Ingredients
Equipment
Method
Step-by-Step Instructions
- Start by crumbling the drained extra firm tofu into a bowl. In a large skillet, heat 2 tablespoons of chili flavored oil over medium-high heat. Add the crumbled tofu along with 2 tablespoons of light soy sauce, 1 teaspoon of 5-spice powder, and a pinch of hing. Sauté for about 8-10 minutes, stirring occasionally, until the tofu is golden brown and crispy.
- In a large pot, bring 4 quarts of salted water to a rolling boil. Add 8 ounces of linguine and cook according to package directions until al dente, typically 8-10 minutes.

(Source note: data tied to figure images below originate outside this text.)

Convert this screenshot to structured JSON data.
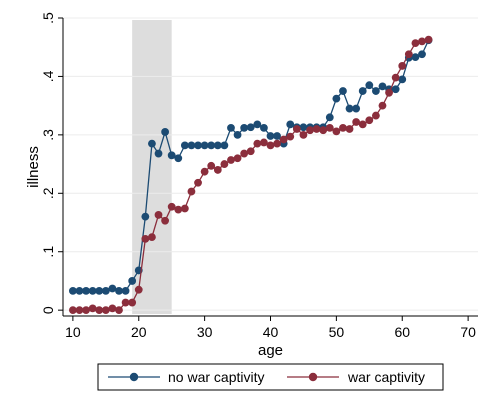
{
  "chart_data": {
    "type": "line",
    "xlabel": "age",
    "ylabel": "illness",
    "xlim": [
      8.5,
      71.5
    ],
    "ylim": [
      -0.01,
      0.5
    ],
    "x_ticks": [
      10,
      20,
      30,
      40,
      50,
      60,
      70
    ],
    "x_tick_labels": [
      "10",
      "20",
      "30",
      "40",
      "50",
      "60",
      "70"
    ],
    "y_ticks": [
      0,
      0.1,
      0.2,
      0.3,
      0.4,
      0.5
    ],
    "y_tick_labels": [
      "0",
      ".1",
      ".2",
      ".3",
      ".4",
      ".5"
    ],
    "grid": "horizontal",
    "legend_position": "bottom",
    "shaded_band": {
      "x_start": 19,
      "x_end": 25,
      "color": "#dddddd"
    },
    "x": [
      10,
      11,
      12,
      13,
      14,
      15,
      16,
      17,
      18,
      19,
      20,
      21,
      22,
      23,
      24,
      25,
      26,
      27,
      28,
      29,
      30,
      31,
      32,
      33,
      34,
      35,
      36,
      37,
      38,
      39,
      40,
      41,
      42,
      43,
      44,
      45,
      46,
      47,
      48,
      49,
      50,
      51,
      52,
      53,
      54,
      55,
      56,
      57,
      58,
      59,
      60,
      61,
      62,
      63,
      64
    ],
    "series": [
      {
        "name": "no war captivity",
        "color": "#1c4b73",
        "values": [
          0.033,
          0.033,
          0.033,
          0.033,
          0.033,
          0.033,
          0.037,
          0.033,
          0.033,
          0.05,
          0.068,
          0.16,
          0.285,
          0.268,
          0.305,
          0.265,
          0.26,
          0.282,
          0.282,
          0.282,
          0.282,
          0.282,
          0.282,
          0.282,
          0.312,
          0.3,
          0.312,
          0.313,
          0.318,
          0.312,
          0.298,
          0.298,
          0.285,
          0.318,
          0.313,
          0.313,
          0.313,
          0.313,
          0.313,
          0.33,
          0.362,
          0.375,
          0.345,
          0.345,
          0.375,
          0.385,
          0.375,
          0.383,
          0.378,
          0.378,
          0.395,
          0.432,
          0.433,
          0.438,
          0.462
        ]
      },
      {
        "name": "war captivity",
        "color": "#8b2e3c",
        "values": [
          0.0,
          0.0,
          0.0,
          0.003,
          0.0,
          0.0,
          0.003,
          0.0,
          0.013,
          0.013,
          0.035,
          0.122,
          0.125,
          0.163,
          0.153,
          0.177,
          0.172,
          0.174,
          0.203,
          0.218,
          0.237,
          0.247,
          0.24,
          0.25,
          0.257,
          0.26,
          0.268,
          0.272,
          0.285,
          0.287,
          0.282,
          0.285,
          0.292,
          0.297,
          0.31,
          0.3,
          0.308,
          0.31,
          0.308,
          0.312,
          0.306,
          0.312,
          0.31,
          0.322,
          0.318,
          0.325,
          0.333,
          0.35,
          0.372,
          0.398,
          0.418,
          0.438,
          0.457,
          0.46,
          0.463
        ]
      }
    ]
  }
}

Reserve about 1 cup of pasta water, then drain the pasta and set it aside.
- In a blender, combine 1 cup of silken tofu, 3 tablespoons of miso paste, 2 tablespoons of sambal or chili paste, 2 tablespoons of rice wine vinegar, and 1 teaspoon of mushroom seasoning. Blend until smooth and creamy, adding a splash of reserved pasta water if needed for a silky consistency.
- In another pan, warm 1 tablespoon of oil over medium heat. Once hot, add 8 ounces of shimeji mushrooms and sauté for about 5 minutes, or until tender and lightly browned. Stir in the white parts of 2 chopped scallions and cook for an additional minute.

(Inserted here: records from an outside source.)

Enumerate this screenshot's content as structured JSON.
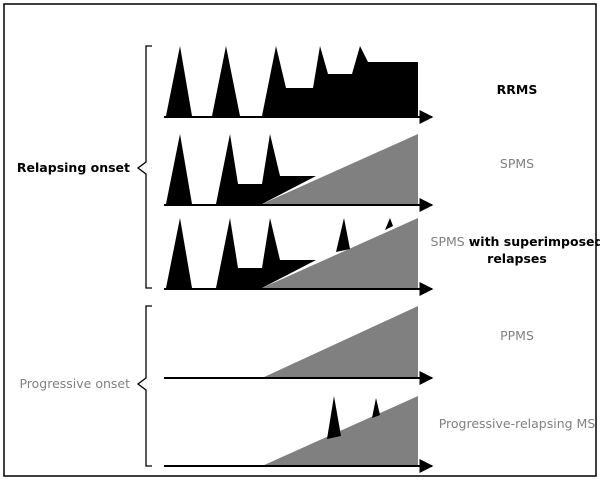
{
  "groups": {
    "relapsing": {
      "label": "Relapsing onset",
      "color": "#000000"
    },
    "progressive": {
      "label": "Progressive onset",
      "color": "#808080"
    }
  },
  "courses": {
    "rrms": {
      "label": "RRMS"
    },
    "spms": {
      "label": "SPMS"
    },
    "spms_relapses": {
      "prefix": "SPMS",
      "line1_rest": "with superimposed",
      "line2": "relapses"
    },
    "ppms": {
      "label": "PPMS"
    },
    "prms": {
      "label": "Progressive-relapsing MS"
    }
  },
  "colors": {
    "relapse_fill": "#000000",
    "progression_fill": "#808080",
    "axis": "#000000",
    "muted_text": "#808080",
    "frame": "#000000"
  }
}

- Add the drained linguine to the pan with the sautéed mushrooms and toss gently to combine. Pour the creamy miso sauce over the pasta mixture and toss on low heat for 2-3 minutes, adding more reserved pasta water if needed to reach desired sauce consistency.

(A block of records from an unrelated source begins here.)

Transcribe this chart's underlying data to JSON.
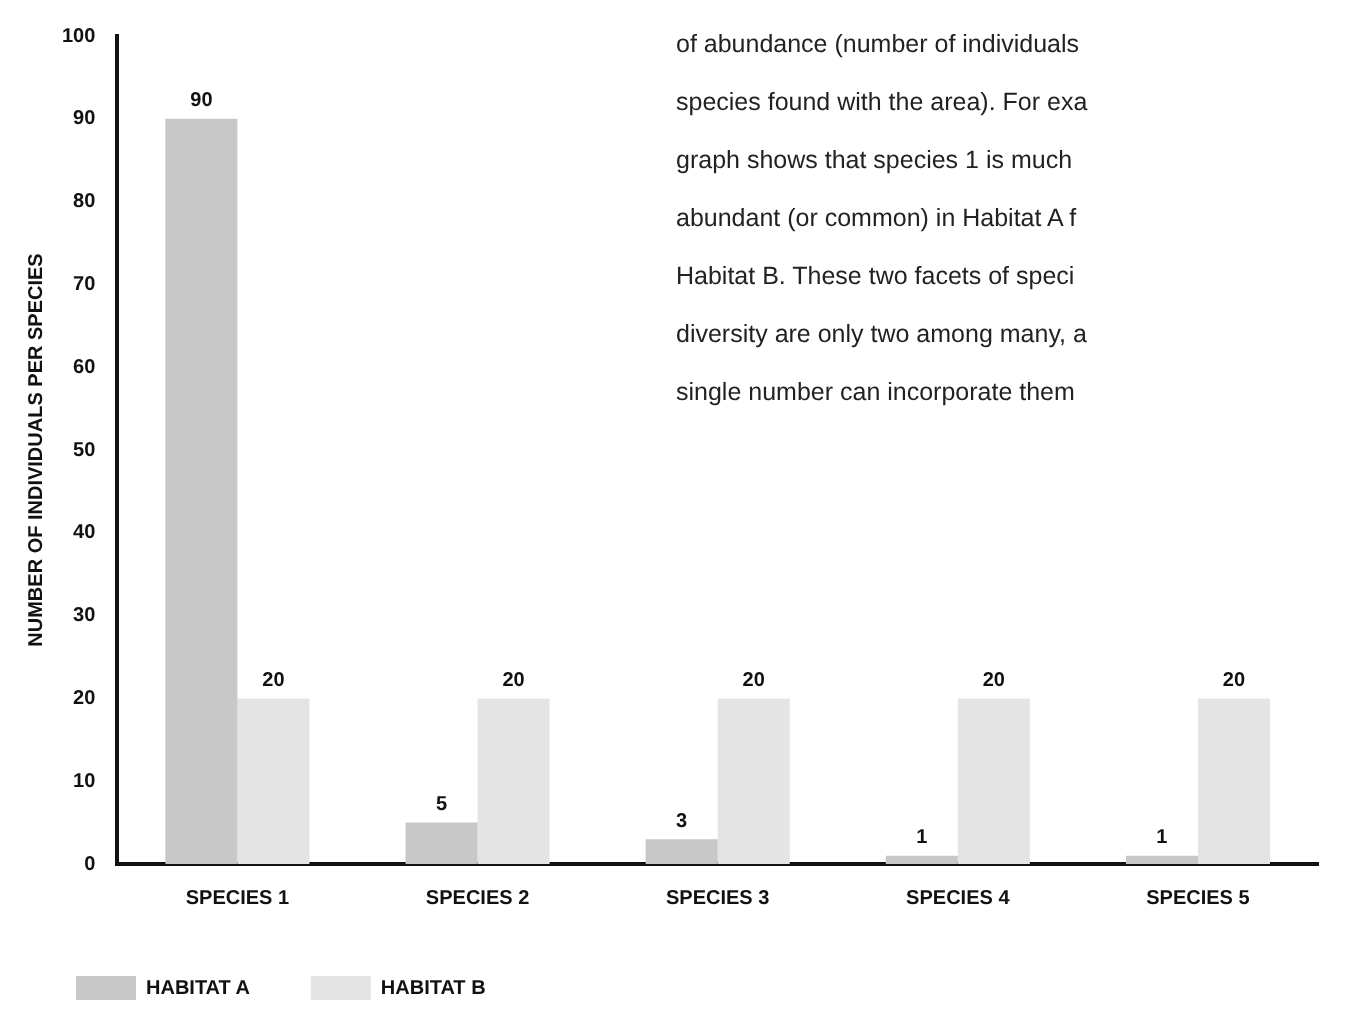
{
  "chart_data": {
    "type": "bar",
    "ylabel": "NUMBER OF INDIVIDUALS PER SPECIES",
    "categories": [
      "SPECIES 1",
      "SPECIES 2",
      "SPECIES 3",
      "SPECIES 4",
      "SPECIES 5"
    ],
    "series": [
      {
        "name": "HABITAT A",
        "color": "#c8c8c8",
        "values": [
          90,
          5,
          3,
          1,
          1
        ]
      },
      {
        "name": "HABITAT B",
        "color": "#e4e4e4",
        "values": [
          20,
          20,
          20,
          20,
          20
        ]
      }
    ],
    "ylim": [
      0,
      100
    ],
    "yticks": [
      0,
      10,
      20,
      30,
      40,
      50,
      60,
      70,
      80,
      90,
      100
    ],
    "grid": false,
    "legend": "bottom left",
    "data_labels": true,
    "annotations": [
      "of abundance (number of individuals",
      "species found with the area). For exa",
      "graph shows that species 1 is much",
      "abundant (or common) in Habitat A f",
      "Habitat B. These two facets of speci",
      "diversity are only two among many, a",
      "single number can incorporate them"
    ]
  }
}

- Transfer the Spicy Miso Pasta to serving bowls. Top generously with the crispy tofu crumble and garnish with the green parts of the scallions for a fresh finish. Serve immediately.
Nutrition
Notes
Store leftovers in an airtight container for up to 3 days. The creamy sauce can be frozen for up to 2 months. Add a splash of reserved pasta water when reheating to restore the silky texture.